O governo brasileiro concluiu novas negociações fitossanitárias que autorizam a exportação de produtos agropecuários para a União Econômica Euroasiática, o Japão e a Nicarágua. As medidas ampliam o acesso do agronegócio nacional a mercados estratégicos e evidenciam o esforço do governo Lula na diversificação de destinos e de produtos com maior valor agregado.

Na União Econômica Euroasiática, foi aprovada a exportação da castanha de baru, oleaginosa nativa do Cerrado. O bloco é composto por Armênia, Belarus, Cazaquistão, Quirguistão e Rússia, reúne cerca de 183 milhões de habitantes e importou mais de US$ 1,4 bilhão em produtos agropecuários brasileiros em 2024, com destaque para soja, carnes e café.
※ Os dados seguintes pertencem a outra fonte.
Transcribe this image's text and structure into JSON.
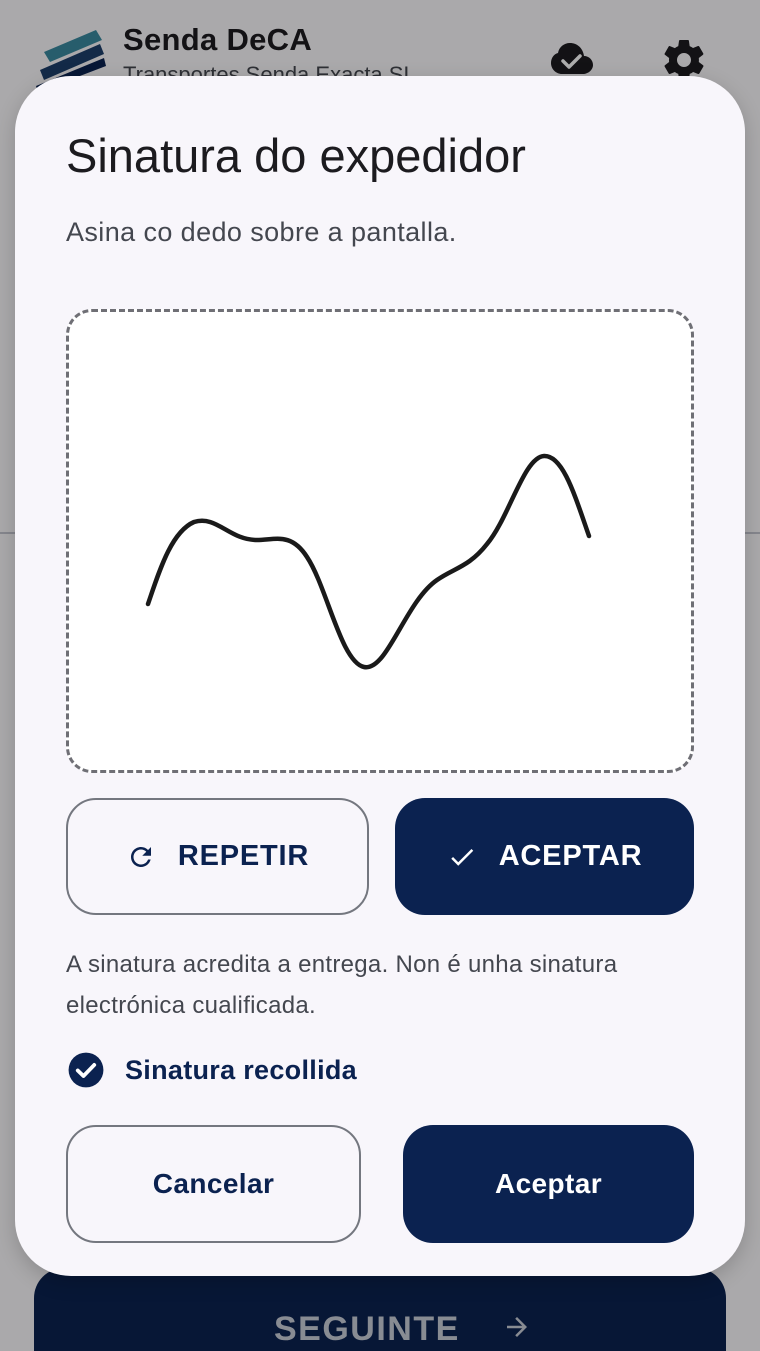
{
  "app": {
    "title": "Senda DeCA",
    "subtitle": "Transportes Senda Exacta SL",
    "next_label": "SEGUINTE"
  },
  "dialog": {
    "title": "Sinatura do expedidor",
    "subtitle": "Asina co dedo sobre a pantalla.",
    "repeat_label": "REPETIR",
    "accept_signature_label": "ACEPTAR",
    "disclaimer": "A sinatura acredita a entrega. Non é unha sinatura electrónica cualificada.",
    "status_text": "Sinatura recollida",
    "cancel_label": "Cancelar",
    "accept_label": "Aceptar"
  },
  "colors": {
    "primary": "#0b2250",
    "surface": "#f8f6fb",
    "outline": "#74777f",
    "scrim": "rgba(0,0,0,0.32)"
  },
  "icons": {
    "logo": "stripes-logo",
    "cloud": "cloud-done-icon",
    "settings": "gear-icon",
    "repeat": "refresh-icon",
    "accept": "check-icon",
    "status": "check-circle-icon",
    "next": "arrow-right-icon"
  }
}
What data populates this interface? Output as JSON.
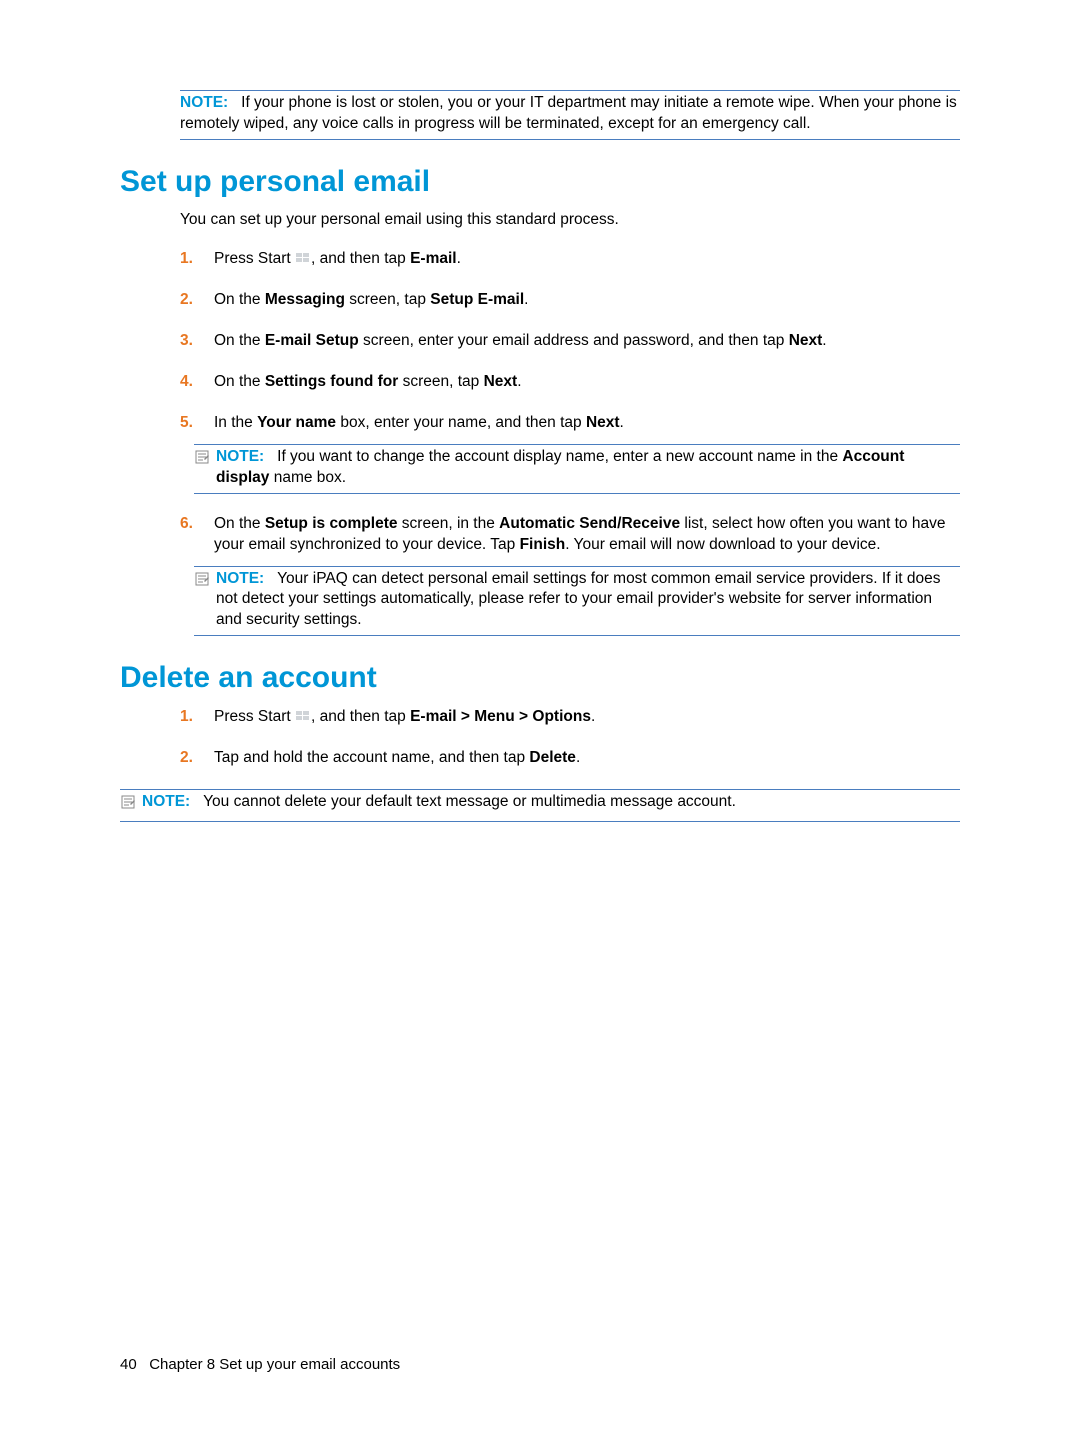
{
  "noteLabel": "NOTE:",
  "topNote": "If your phone is lost or stolen, you or your IT department may initiate a remote wipe. When your phone is remotely wiped, any voice calls in progress will be terminated, except for an emergency call.",
  "section1": {
    "heading": "Set up personal email",
    "intro": "You can set up your personal email using this standard process.",
    "steps": {
      "s1": {
        "num": "1.",
        "pre": "Press Start ",
        "post": ", and then tap ",
        "bold": "E-mail",
        "end": "."
      },
      "s2": {
        "num": "2.",
        "a": "On the ",
        "b1": "Messaging",
        "c": " screen, tap ",
        "b2": "Setup E-mail",
        "end": "."
      },
      "s3": {
        "num": "3.",
        "a": "On the ",
        "b1": "E-mail Setup",
        "c": " screen, enter your email address and password, and then tap ",
        "b2": "Next",
        "end": "."
      },
      "s4": {
        "num": "4.",
        "a": "On the ",
        "b1": "Settings found for",
        "c": " screen, tap ",
        "b2": "Next",
        "end": "."
      },
      "s5": {
        "num": "5.",
        "a": "In the ",
        "b1": "Your name",
        "c": " box, enter your name, and then tap ",
        "b2": "Next",
        "end": "."
      },
      "note5": {
        "a": "If you want to change the account display name, enter a new account name in the ",
        "b": "Account display",
        "c": " name box."
      },
      "s6": {
        "num": "6.",
        "a": "On the ",
        "b1": "Setup is complete",
        "c": " screen, in the ",
        "b2": "Automatic Send/Receive",
        "d": " list, select how often you want to have your email synchronized to your device. Tap ",
        "b3": "Finish",
        "e": ". Your email will now download to your device."
      },
      "note6": "Your iPAQ can detect personal email settings for most common email service providers. If it does not detect your settings automatically, please refer to your email provider's website for server information and security settings."
    }
  },
  "section2": {
    "heading": "Delete an account",
    "steps": {
      "s1": {
        "num": "1.",
        "pre": "Press Start ",
        "post": ", and then tap ",
        "bold": "E-mail > Menu > Options",
        "end": "."
      },
      "s2": {
        "num": "2.",
        "a": "Tap and hold the account name, and then tap ",
        "b": "Delete",
        "end": "."
      }
    },
    "finalNote": "You cannot delete your default text message or multimedia message account."
  },
  "footer": {
    "page": "40",
    "chapter": "Chapter 8   Set up your email accounts"
  }
}
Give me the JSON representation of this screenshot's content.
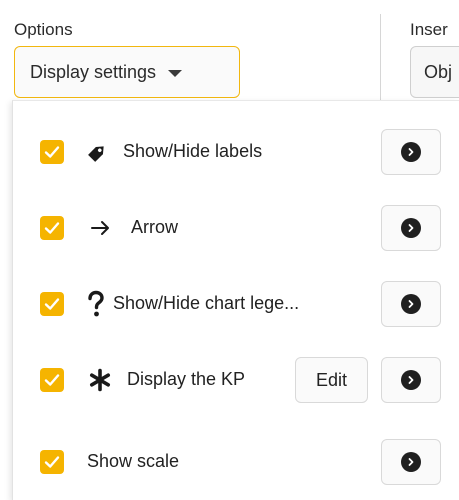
{
  "toolbar": {
    "options_label": "Options",
    "insert_label": "Inser",
    "display_settings_label": "Display settings",
    "insert_button_label": "Obj"
  },
  "menu": {
    "items": [
      {
        "label": "Show/Hide labels",
        "checked": true,
        "icon": "tag-icon"
      },
      {
        "label": "Arrow",
        "checked": true,
        "icon": "arrow-right-icon"
      },
      {
        "label": "Show/Hide chart lege...",
        "checked": true,
        "icon": "question-mark-icon"
      },
      {
        "label": "Display the KP",
        "checked": true,
        "icon": "asterisk-icon",
        "edit_label": "Edit"
      },
      {
        "label": "Show scale",
        "checked": true,
        "icon": ""
      }
    ]
  },
  "colors": {
    "accent": "#f5b400",
    "dropdown_border": "#f2b70f",
    "go_button_circle": "#202020"
  }
}
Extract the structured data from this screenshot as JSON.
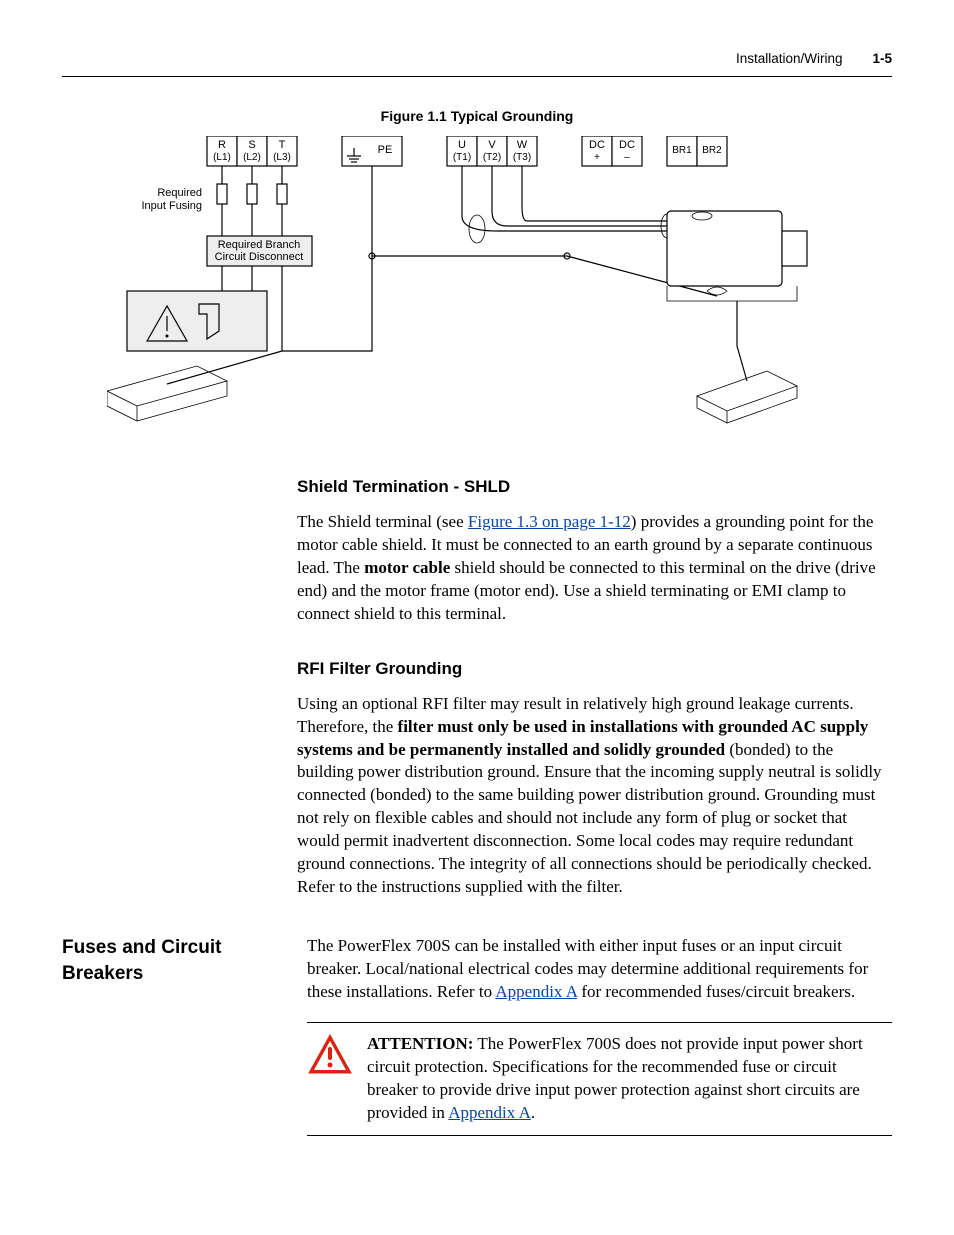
{
  "header": {
    "section": "Installation/Wiring",
    "page_number": "1-5"
  },
  "figure": {
    "caption": "Figure 1.1   Typical Grounding",
    "terminals": {
      "r": "R",
      "r_sub": "(L1)",
      "s": "S",
      "s_sub": "(L2)",
      "t": "T",
      "t_sub": "(L3)",
      "pe": "PE",
      "u": "U",
      "u_sub": "(T1)",
      "v": "V",
      "v_sub": "(T2)",
      "w": "W",
      "w_sub": "(T3)",
      "dcp": "DC",
      "dcp_sub": "+",
      "dcm": "DC",
      "dcm_sub": "–",
      "br1": "BR1",
      "br2": "BR2"
    },
    "labels": {
      "required_input_fusing_l1": "Required",
      "required_input_fusing_l2": "Input Fusing",
      "required_branch_l1": "Required Branch",
      "required_branch_l2": "Circuit Disconnect"
    }
  },
  "shld": {
    "heading": "Shield Termination - SHLD",
    "p1_a": "The Shield terminal (see ",
    "p1_link": "Figure 1.3 on page 1-12",
    "p1_b": ") provides a grounding point for the motor cable shield. It must be connected to an earth ground by a separate continuous lead. The ",
    "p1_bold": "motor cable",
    "p1_c": " shield should be connected to this terminal on the drive (drive end) and the motor frame (motor end). Use a shield terminating or EMI clamp to connect shield to this terminal."
  },
  "rfi": {
    "heading": "RFI Filter Grounding",
    "p1_a": "Using an optional RFI filter may result in relatively high ground leakage currents. Therefore, the ",
    "p1_bold": "filter must only be used in installations with grounded AC supply systems and be permanently installed and solidly grounded",
    "p1_b": " (bonded) to the building power distribution ground. Ensure that the incoming supply neutral is solidly connected (bonded) to the same building power distribution ground. Grounding must not rely on flexible cables and should not include any form of plug or socket that would permit inadvertent disconnection. Some local codes may require redundant ground connections. The integrity of all connections should be periodically checked. Refer to the instructions supplied with the filter."
  },
  "fuses": {
    "heading": "Fuses and Circuit Breakers",
    "p1_a": "The PowerFlex 700S can be installed with either input fuses or an input circuit breaker. Local/national electrical codes may determine additional requirements for these installations. Refer to ",
    "p1_link": "Appendix A",
    "p1_b": " for recommended fuses/circuit breakers.",
    "attn_label": "ATTENTION:",
    "attn_a": "  The PowerFlex 700S does not provide input power short circuit protection. Specifications for the recommended fuse or circuit breaker to provide drive input power protection against short circuits are provided in ",
    "attn_link": "Appendix A",
    "attn_b": "."
  }
}
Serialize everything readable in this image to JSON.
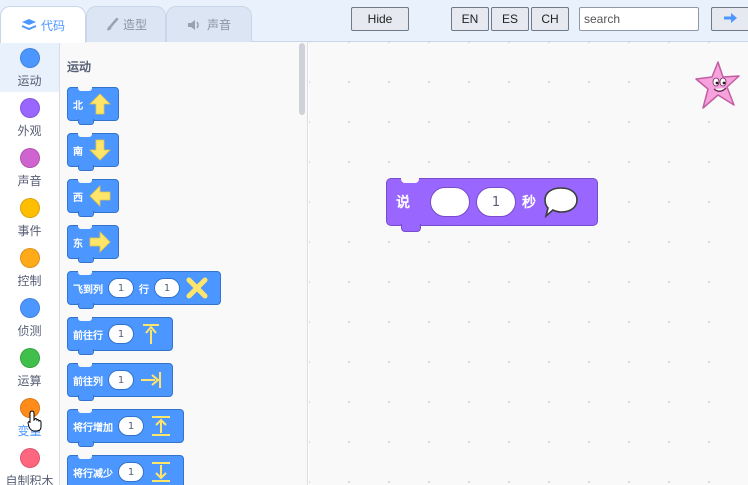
{
  "tabs": [
    {
      "label": "代码",
      "icon": "code-icon",
      "active": true
    },
    {
      "label": "造型",
      "icon": "brush-icon",
      "active": false
    },
    {
      "label": "声音",
      "icon": "speaker-icon",
      "active": false
    }
  ],
  "toolbar": {
    "hide_label": "Hide",
    "lang_en": "EN",
    "lang_es": "ES",
    "lang_ch": "CH",
    "search_placeholder": "search",
    "go_icon": "arrow-right-icon"
  },
  "categories": [
    {
      "label": "运动",
      "color": "#4c97ff"
    },
    {
      "label": "外观",
      "color": "#9966ff"
    },
    {
      "label": "声音",
      "color": "#cf63cf"
    },
    {
      "label": "事件",
      "color": "#ffbf00"
    },
    {
      "label": "控制",
      "color": "#ffab19"
    },
    {
      "label": "侦测",
      "color": "#4c97ff"
    },
    {
      "label": "运算",
      "color": "#40bf4a"
    },
    {
      "label": "变量",
      "color": "#ff8c1a"
    },
    {
      "label": "自制积木",
      "color": "#ff6680"
    }
  ],
  "palette": {
    "title": "运动",
    "blocks": [
      {
        "text": "北",
        "icon": "arrow-up-icon"
      },
      {
        "text": "南",
        "icon": "arrow-down-icon"
      },
      {
        "text": "西",
        "icon": "arrow-left-icon"
      },
      {
        "text": "东",
        "icon": "arrow-right-icon"
      },
      {
        "text": "飞到列",
        "value1": "1",
        "text2": "行",
        "value2": "1",
        "icon": "fly-x-icon"
      },
      {
        "text": "前往行",
        "value": "1",
        "icon": "goto-row-icon"
      },
      {
        "text": "前往列",
        "value": "1",
        "icon": "goto-col-icon"
      },
      {
        "text": "将行增加",
        "value": "1",
        "icon": "row-increase-icon"
      },
      {
        "text": "将行减少",
        "value": "1",
        "icon": "row-decrease-icon"
      }
    ]
  },
  "workspace": {
    "say_block": {
      "label": "说",
      "value": "1",
      "unit": "秒",
      "icon": "speech-bubble-icon",
      "color": "#9966ff"
    }
  },
  "sprite": {
    "icon": "starfish-sprite-icon"
  }
}
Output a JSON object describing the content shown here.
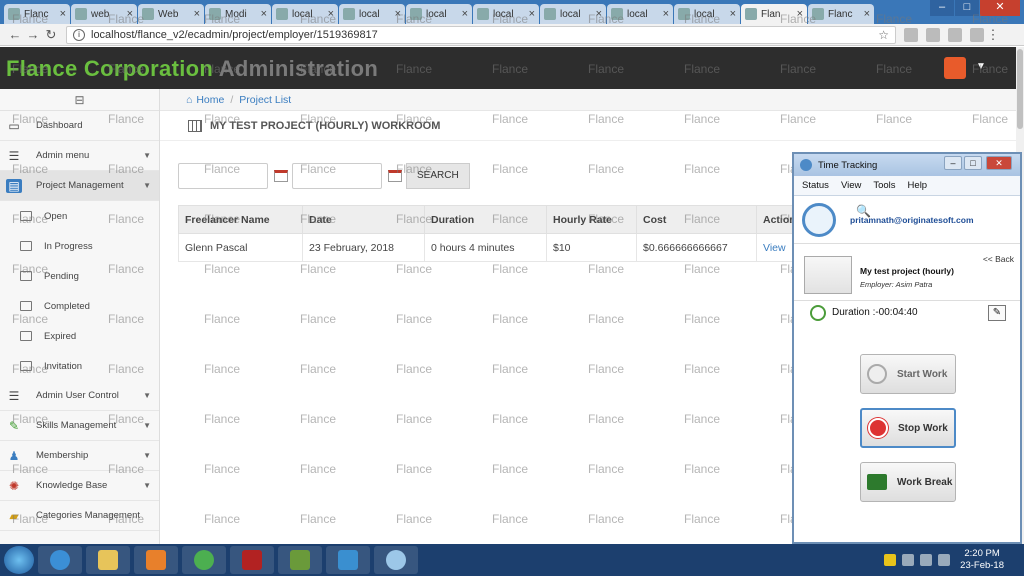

No Japão, as autoridades fitossanitárias confirmaram a liberação para a exportação de frutas congeladas e frutas desidratadas do Brasil. Essa abertura, em especial, amplia as oportunidades para itens processados de maior valor agregado, em um mercado onde a demanda por frutas processadas, incluindo congeladas, vem crescendo e atende tanto ao varejo quanto à indústria de alimentos. O país, com cerca de 124 milhões de habitantes, importou mais de US$ 3 bilhões em produtos agropecuários brasileiros em 2024.

A Nicarágua, por sua vez, autorizou a exportação de arroz beneficiado do Brasil. Com aproximadamente 6,9 milhões de habitantes, o país importou, entre janeiro e novembro deste ano, cerca de US$ 55 milhões em produtos agropecuários brasileiros, volume 8,5% superior ao registrado em 2024.

Com esses anúncios, o agronegócio brasileiro alcança 507 aberturas de mercado desde o início de 2023. Os avanços são resultado do trabalho conjunto do Ministério da Agricultura e Pecuária (Mapa) e do Ministério das Relações Exteriores (MRE).